- Awards: Stockholm Prize in Criminology

Academic background
- Education: BA, Sociology, University of Missouri MA, PhD, Sociology, 1974, University of Minnesota

Academic work
- Institutions: Bowling Green State University

= Peggy Giordano =

American criminologist

Peggy C. Giordano is an American criminologist. She is a Distinguished Professor Emeritus in Sociology at Bowling Green State University. In 2021, she received the Stockholm Prize in Criminology, the most prestigious international academic award in the field of law.
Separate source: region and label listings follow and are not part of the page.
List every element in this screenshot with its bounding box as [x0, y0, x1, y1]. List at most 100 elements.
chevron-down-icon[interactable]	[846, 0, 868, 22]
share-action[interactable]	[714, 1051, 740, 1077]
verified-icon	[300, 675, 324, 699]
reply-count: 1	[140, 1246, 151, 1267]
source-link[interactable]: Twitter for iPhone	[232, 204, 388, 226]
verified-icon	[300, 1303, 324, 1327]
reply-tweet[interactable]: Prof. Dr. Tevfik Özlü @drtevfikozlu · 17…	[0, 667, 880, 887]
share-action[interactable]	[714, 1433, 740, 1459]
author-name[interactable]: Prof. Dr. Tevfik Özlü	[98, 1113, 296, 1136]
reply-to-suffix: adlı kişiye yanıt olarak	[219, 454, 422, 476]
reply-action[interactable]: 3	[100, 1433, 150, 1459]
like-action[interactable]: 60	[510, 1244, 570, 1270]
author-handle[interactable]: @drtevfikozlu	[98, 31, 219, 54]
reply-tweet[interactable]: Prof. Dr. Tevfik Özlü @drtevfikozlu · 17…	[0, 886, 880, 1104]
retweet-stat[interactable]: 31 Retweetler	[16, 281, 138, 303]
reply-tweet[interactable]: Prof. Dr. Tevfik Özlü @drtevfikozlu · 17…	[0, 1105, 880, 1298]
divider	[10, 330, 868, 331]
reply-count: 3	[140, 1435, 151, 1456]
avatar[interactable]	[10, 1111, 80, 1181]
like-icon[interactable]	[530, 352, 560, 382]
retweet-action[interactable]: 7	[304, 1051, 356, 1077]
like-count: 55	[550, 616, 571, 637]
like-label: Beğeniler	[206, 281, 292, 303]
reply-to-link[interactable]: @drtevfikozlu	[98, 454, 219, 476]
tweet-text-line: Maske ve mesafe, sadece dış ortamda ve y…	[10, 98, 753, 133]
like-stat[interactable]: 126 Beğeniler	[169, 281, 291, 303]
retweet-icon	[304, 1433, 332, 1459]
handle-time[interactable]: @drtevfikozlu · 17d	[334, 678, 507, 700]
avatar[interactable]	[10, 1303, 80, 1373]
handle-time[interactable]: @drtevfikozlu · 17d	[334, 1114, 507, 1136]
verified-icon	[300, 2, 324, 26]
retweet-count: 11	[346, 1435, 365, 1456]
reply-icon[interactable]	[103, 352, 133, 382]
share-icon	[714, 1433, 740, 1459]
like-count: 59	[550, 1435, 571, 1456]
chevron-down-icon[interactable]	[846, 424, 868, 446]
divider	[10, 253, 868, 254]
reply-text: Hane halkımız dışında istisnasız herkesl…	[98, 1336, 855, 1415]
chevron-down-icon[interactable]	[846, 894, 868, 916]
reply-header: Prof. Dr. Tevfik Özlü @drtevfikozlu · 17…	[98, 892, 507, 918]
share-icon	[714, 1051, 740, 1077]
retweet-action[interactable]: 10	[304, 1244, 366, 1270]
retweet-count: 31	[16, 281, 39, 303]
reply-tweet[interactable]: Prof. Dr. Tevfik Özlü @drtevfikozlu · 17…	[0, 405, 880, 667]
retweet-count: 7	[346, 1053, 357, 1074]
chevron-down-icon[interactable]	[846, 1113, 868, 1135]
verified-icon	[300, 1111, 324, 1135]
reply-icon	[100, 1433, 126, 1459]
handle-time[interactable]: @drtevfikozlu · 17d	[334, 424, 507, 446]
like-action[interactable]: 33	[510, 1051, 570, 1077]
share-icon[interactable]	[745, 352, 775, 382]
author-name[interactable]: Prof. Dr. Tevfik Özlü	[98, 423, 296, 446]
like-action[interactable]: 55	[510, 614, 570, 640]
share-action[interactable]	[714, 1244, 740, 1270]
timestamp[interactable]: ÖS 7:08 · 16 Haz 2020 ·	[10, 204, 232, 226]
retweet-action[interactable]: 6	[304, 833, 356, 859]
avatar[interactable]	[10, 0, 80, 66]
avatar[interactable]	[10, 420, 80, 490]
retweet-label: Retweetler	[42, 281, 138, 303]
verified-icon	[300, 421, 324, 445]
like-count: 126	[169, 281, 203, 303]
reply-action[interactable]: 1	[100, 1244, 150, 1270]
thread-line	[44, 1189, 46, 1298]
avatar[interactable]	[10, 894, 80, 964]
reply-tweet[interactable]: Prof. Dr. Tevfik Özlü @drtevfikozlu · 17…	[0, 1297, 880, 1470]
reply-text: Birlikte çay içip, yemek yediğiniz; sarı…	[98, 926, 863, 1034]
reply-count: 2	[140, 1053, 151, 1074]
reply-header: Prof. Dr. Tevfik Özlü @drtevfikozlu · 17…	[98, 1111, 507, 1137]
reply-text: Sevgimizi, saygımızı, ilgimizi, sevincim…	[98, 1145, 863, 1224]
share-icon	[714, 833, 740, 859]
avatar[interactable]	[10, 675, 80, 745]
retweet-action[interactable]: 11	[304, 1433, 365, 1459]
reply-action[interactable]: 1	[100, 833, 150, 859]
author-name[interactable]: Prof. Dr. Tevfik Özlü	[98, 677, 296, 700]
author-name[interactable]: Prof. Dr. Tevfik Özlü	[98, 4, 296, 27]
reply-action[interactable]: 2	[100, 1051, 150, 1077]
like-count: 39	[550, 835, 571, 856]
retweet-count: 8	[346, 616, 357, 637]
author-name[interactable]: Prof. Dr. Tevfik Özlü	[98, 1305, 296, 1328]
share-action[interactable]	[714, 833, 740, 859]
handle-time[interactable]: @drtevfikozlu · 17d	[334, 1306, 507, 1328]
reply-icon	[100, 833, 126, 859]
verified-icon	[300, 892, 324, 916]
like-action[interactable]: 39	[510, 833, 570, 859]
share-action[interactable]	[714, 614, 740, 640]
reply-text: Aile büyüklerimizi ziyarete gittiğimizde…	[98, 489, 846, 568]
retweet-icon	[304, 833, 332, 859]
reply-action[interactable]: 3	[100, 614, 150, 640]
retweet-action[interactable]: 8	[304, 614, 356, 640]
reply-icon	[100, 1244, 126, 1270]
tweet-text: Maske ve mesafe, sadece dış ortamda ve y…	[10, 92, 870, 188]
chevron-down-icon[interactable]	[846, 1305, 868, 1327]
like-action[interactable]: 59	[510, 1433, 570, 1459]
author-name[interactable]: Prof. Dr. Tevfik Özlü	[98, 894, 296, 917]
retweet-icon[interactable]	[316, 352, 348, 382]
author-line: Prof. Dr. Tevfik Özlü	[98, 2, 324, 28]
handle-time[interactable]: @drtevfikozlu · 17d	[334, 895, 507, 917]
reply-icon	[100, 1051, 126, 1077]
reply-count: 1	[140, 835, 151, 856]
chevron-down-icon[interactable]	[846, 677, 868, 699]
==Early life and education==
Giordano completed her Bachelor of Arts degree in sociology at the University of Missouri before enrolling at the University of Minnesota for her graduate degrees in the same topic. As a graduate student, Giordano received Minnesota's inaugural fellowship for research in criminal justice in 1972.

==Career==
After receiving her PhD in 1974, Giordano accepted a faculty position at Bowling Green State University (BGSU). One of her first projects at BGSU involved interviewing female inmates incarcerated in state institutions to understand what influenced their delinquency. While working alongside Stephen Cernkovich, she determined that while race was an impacting factor in crime, the growing feminist movement did not lead to an increase in crime. The researchers then followed up with the inmates years later to see how their life had changed. Shortly after, she was promoted to the rank of Distinguished Research Professor and inducted into the Ritenour School District Hall of Fame.

Although she retired as the Distinguished Research Professor in 2009, Giordano returned to BGSU's Department of Sociology the next fall to focus exclusively on her research. In 2010, Giordano published a book examining the life course of career criminals and their children. She followed a group of juvenile delinquents over a 20-year period and interviewed their adolescent children. Giordano later co-received a grant from the National Institute of Justice to explore the processes associated with "getting out" of crime. During the COVID-19 pandemic, she also received a grant from the National Science Foundation for her project "The Coronavirus Pandemic: Predictors and Consequences of Compliance with Social Distancing Recommendations Designed to Mitigate COVID-19 Spread." In 2021, she received the Stockholm Prize in Criminology, the most prestigious international academic award in the field of law.